SOMERSET, Pa. — Drivers on the Pennsylvania Turnpike couldn’t help but notice when six massive windmills popped up on a ridge in Somerset. Each of the six 1.5 megawatt turbines was contracted by Exelon to provide 20 years of clean, green electricity when they were first made operational on Oct. 24, 2001.
Construction on the Somerset Wind Power Project started in June of 2001. The ridgeline’s elevation for the site ranged from 2,400 to 2,600 feet above sea level. It was not the first wind farm in Somerset -- that was the Green Mountain Wind Energy Center -- but the location just a half-mile from the turnpike made the Somerset project highly visible to travelers. Each turbine is 213 feet tall.
The yearly output of 25,000 megawatt-hours generated by the GE turbines at the Somerset Wind Farm was estimated to be enough to supply about 3,400 homes annually.
A similar but slightly larger wind farm with 10 turbines was built in parallel at Mill Run in Fayette County. The Mill Run Wind Power Project generated an additional 15 megawatts, bringing the combined output of both sites to 24 megawatts.
On the day of the Somerset Wind Farm’s dedication, the University of Pennsylvania, Penn State University, Philadelphia Suburban Water, Carnegie Mellon University and Giant Eagle Inc. all announced their commitment to purchase 75% of the combined 24-megawatts that both wind farms produced. It was the largest U.S. retail purchase of wind energy at that time.

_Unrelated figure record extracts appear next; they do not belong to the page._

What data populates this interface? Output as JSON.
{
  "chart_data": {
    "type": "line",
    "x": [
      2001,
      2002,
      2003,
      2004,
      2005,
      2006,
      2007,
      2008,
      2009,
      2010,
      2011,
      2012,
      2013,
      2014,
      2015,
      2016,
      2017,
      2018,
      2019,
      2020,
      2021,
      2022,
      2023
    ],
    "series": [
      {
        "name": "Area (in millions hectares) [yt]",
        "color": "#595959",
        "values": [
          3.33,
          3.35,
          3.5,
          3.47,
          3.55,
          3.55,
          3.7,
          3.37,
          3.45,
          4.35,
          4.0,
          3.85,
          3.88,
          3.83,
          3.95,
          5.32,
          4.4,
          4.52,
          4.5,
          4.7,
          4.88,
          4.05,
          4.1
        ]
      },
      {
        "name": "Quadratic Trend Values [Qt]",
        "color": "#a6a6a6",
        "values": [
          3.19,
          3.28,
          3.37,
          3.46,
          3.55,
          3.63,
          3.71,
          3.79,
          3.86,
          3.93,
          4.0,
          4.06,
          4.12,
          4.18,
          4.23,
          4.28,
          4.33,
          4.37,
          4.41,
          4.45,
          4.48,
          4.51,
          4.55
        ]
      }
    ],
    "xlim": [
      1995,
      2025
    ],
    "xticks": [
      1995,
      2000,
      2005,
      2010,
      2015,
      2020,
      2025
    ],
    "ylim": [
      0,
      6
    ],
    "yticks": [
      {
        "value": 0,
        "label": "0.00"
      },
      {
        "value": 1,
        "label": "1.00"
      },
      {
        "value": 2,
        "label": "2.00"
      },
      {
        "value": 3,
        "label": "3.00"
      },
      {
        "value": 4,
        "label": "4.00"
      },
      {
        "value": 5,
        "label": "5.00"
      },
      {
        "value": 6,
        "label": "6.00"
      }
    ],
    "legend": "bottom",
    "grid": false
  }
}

The dedication was a featured part of Gov. Mark Schweiker’s proclaimed “Wind Energy Week.”
Wind energy ramped up aggressively in the early 2000s, helped in part by the Alternative Energy Portfolio Standards Act passed by the state legislature in 2004. It required power companies to produce an increasing amount of energy from renewable sources, like solar, wind and biofuels, with a target of 18% by 2021.
An unforeseen side effect of the requirements was that solar technology became significantly cheaper than the turbines first erected in the early 2000s. The wind power industry boom instead mostly moved to Great Plains states and coastal areas, where policies and conditions were more favorable.

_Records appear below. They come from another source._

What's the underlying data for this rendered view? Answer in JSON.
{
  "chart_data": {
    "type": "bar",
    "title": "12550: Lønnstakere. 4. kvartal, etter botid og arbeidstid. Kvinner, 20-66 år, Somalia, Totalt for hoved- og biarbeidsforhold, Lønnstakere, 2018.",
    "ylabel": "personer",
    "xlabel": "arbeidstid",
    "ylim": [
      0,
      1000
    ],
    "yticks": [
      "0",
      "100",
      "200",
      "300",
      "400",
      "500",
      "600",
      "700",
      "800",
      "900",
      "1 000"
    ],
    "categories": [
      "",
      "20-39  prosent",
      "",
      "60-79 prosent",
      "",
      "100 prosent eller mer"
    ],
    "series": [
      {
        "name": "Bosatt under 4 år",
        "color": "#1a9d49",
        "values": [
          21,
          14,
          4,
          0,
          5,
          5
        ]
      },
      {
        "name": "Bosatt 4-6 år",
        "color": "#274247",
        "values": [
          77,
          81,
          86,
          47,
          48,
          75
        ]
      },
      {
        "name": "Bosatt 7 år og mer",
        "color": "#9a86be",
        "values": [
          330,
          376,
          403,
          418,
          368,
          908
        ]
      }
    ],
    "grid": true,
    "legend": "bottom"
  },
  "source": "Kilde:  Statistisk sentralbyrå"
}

As a result, operators of Pennsylvania’s first wind farm, the Green Mountain Wind Energy Center, couldn’t justify the operating costs of the older turbines. In 2016, they were dismantled and replaced with battery storage.
Other sites were improved with new turbines and additional projects were approved that pushed the total count of turbines in Somerset County to nearly 200, including 68 at the Twin Ridges Wind Farm alone, which opened in 2013.

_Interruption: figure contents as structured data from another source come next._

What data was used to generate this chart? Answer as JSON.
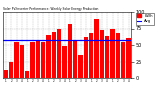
{
  "title": "Solar PV/Inverter Performance: Weekly Solar Energy Production",
  "bar_color": "#ff0000",
  "avg_line_color": "#0000ff",
  "background_color": "#ffffff",
  "plot_bg_color": "#ffffff",
  "grid_color": "#888888",
  "values": [
    12,
    25,
    55,
    50,
    10,
    55,
    58,
    54,
    65,
    70,
    75,
    48,
    82,
    58,
    35,
    62,
    68,
    90,
    72,
    64,
    75,
    68,
    54,
    60
  ],
  "avg_value": 57,
  "ylim": [
    0,
    100
  ],
  "yticks": [
    0,
    25,
    50,
    75,
    100
  ],
  "legend_label_bar": "kWh",
  "legend_label_line": "Avg"
}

The future of wind power in Pennsylvania has continued to struggle in the face of cheaper solar panel prices and public opposition to large wind farms. Some of the best potential locations have also been excluded by the Pennsylvania Game Commission, which issued a moratorium on wind development on game lands in 2018, despite the presence of more than 2,000 active oil and gas wells on state game lands.
Despite these headwinds, as of mid-2020 the state has 26 utility scale wind farms.